I’m petrified because he’s driving blind. He’s laughing and smiling. We’re approaching a huge hill. All I can see ahead of me is water. We topped the hill, he veered the car to the left and avoided the water.
I interpreted the dream to mean that “he saw with spiritual eyes. I’m still seeing the world around me with human eyes.” He was experiencing a loss of physical sight on the worldly, but was clearly seeing the spiritual world. When I shared the story with him, he laughed again, as he had in my dream.
Bishop David enjoyed a personal connection to Cardinal Husar: “He ordained me to the episcopate, as a Bishop 15 years ago,” Bishop David explains.
Lubomyr Cardinal Husar was born in Lviv, Ukraine on February 26, 1933. When he was 11 years old, the Russian invasion of Ukraine during World War II forced his family to flee their native land, first to Salzburg, Austria, then the United States.
In the early 1950s, he studied at St. Basil‘s Ukrainian Catholic College Seminary in Stamford, Connecticut, and later the Catholic University of America in Washington, DC, and Fordham University in New York. He was ordained a priest for the Ukrainian Greek Catholic Eparchy of Stamford on March 30, 1958.
His ordination was followed by eleven years of teaching at St. Basil’s College Seminary, where he had once studied, and serving as pastor at Holy Trinity Ukrainian Catholic Church in Kerhonkson, New York for three of those years.
This service to God, the Church and his people was followed by three years of studies in Rome at Urbaniana Pontifical University where he earned a doctorate in dogmatic theology. On completing his studies, then-Father Lubomyr entered the Studite Monastery in Grottaferrata, Italy (near Castelgondolfo, location of the Papal summer home) and was subsequently appointed its Superior (heguman) in 1974.
In 1977, Josyf Cardinal Slipyj consecrated Father Lubomyr a bishop and the following year he was named archimandrite (archabbot) of the Studite Monks in Europe and North America. When the Soviet Union broke up in 1991, he returned to Ukraine and served as spiritual director at the renewed Holy Spirit Seminary in Lviv.
Three years later, he established a new Studite monastery in Ternopil, Ukraine. In 1995, the Synod of Bishops of the Ukrainian Catholic Church elected him exarch of the Archiepiscopal Exarchy of Kiev-Vyshhorod. In another year, he was appointed auxiliary bishop “with special administrative authority to his Beatitude Myroslav Ivan Cardinal Lubachivsky, Major Archbishop of Lviv,” according to the Religious Information Service of Ukraine (RISU).
On Cardinal Lubachivsky’s death in December of 2000, Bishop Husar was designated apostolic administrator of the Ukrainian Greek Catholic Archeparchy of Lviv by Pope St. John Paul II.

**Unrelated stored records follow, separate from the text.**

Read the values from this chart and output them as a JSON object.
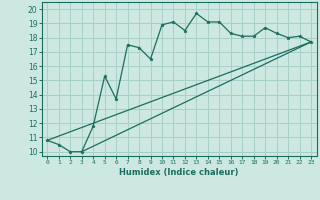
{
  "title": "",
  "xlabel": "Humidex (Indice chaleur)",
  "bg_color": "#cce8e0",
  "line_color": "#1a6e60",
  "grid_color": "#a8d0c8",
  "xlim": [
    -0.5,
    23.5
  ],
  "ylim": [
    9.7,
    20.5
  ],
  "xticks": [
    0,
    1,
    2,
    3,
    4,
    5,
    6,
    7,
    8,
    9,
    10,
    11,
    12,
    13,
    14,
    15,
    16,
    17,
    18,
    19,
    20,
    21,
    22,
    23
  ],
  "yticks": [
    10,
    11,
    12,
    13,
    14,
    15,
    16,
    17,
    18,
    19,
    20
  ],
  "line1_x": [
    0,
    1,
    2,
    3,
    4,
    5,
    6,
    7,
    8,
    9,
    10,
    11,
    12,
    13,
    14,
    15,
    16,
    17,
    18,
    19,
    20,
    21,
    22,
    23
  ],
  "line1_y": [
    10.8,
    10.5,
    10.0,
    10.0,
    11.8,
    15.3,
    13.7,
    17.5,
    17.3,
    16.5,
    18.9,
    19.1,
    18.5,
    19.7,
    19.1,
    19.1,
    18.3,
    18.1,
    18.1,
    18.7,
    18.3,
    18.0,
    18.1,
    17.7
  ],
  "line2_x": [
    0,
    23
  ],
  "line2_y": [
    10.8,
    17.7
  ],
  "line3_x": [
    3,
    23
  ],
  "line3_y": [
    10.0,
    17.7
  ]
}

The following year, the Ukrainian Greek Catholic Synod elected Bishop Husar as Major Archbishop of the UGCC (today referred to as “Patriarch” by Canada’s Ukrainian Catholic community). He served the Church in this role for more than 10 years.
The title of “cardinal” was bestowed on Patriarch Husar the following month by Pope St. John Paul II. The same year, 2001, Cardinal Husar and the clergy and faithful of the UGCC welcomed the Pontiff to Ukraine, for his first visit to a former Soviet Union republic.
Uncommon for a Uniate, Cardinal Husar was one of the cardinals considered eligible for the papacy at the 2005 papal conclave to succeed John Paul II. At this conclave, he participated as a cardinal elector.
RISU noted that “His Beatitude also became the first Chancellor of the newly-established Ukrainian Greek Catholic University in Lviv, Ukraine.”
On August 21, 2005, the Major Archiepiscopal See of Lviv was moved to the capital city of Ukraine, Kiev. Cardinal Husar became the Ukrainian Greek Catholic Major Archbishop (Patriarch) of Kiev and Halych.
In 2011, His Beatitude Lubomyr Cardinal Husar resigned as father and head of the Ukrainian Greek Catholic Church and Major Archbishop of Kyiv-Halych, although he maintained an active ecclesial and social role. Just months before his passing, he was given the privilege of celebrating his 40th anniversary of episcopal ordination at the Patriarchal Cathedral of the Resurrection with a solemn Divine Liturgy.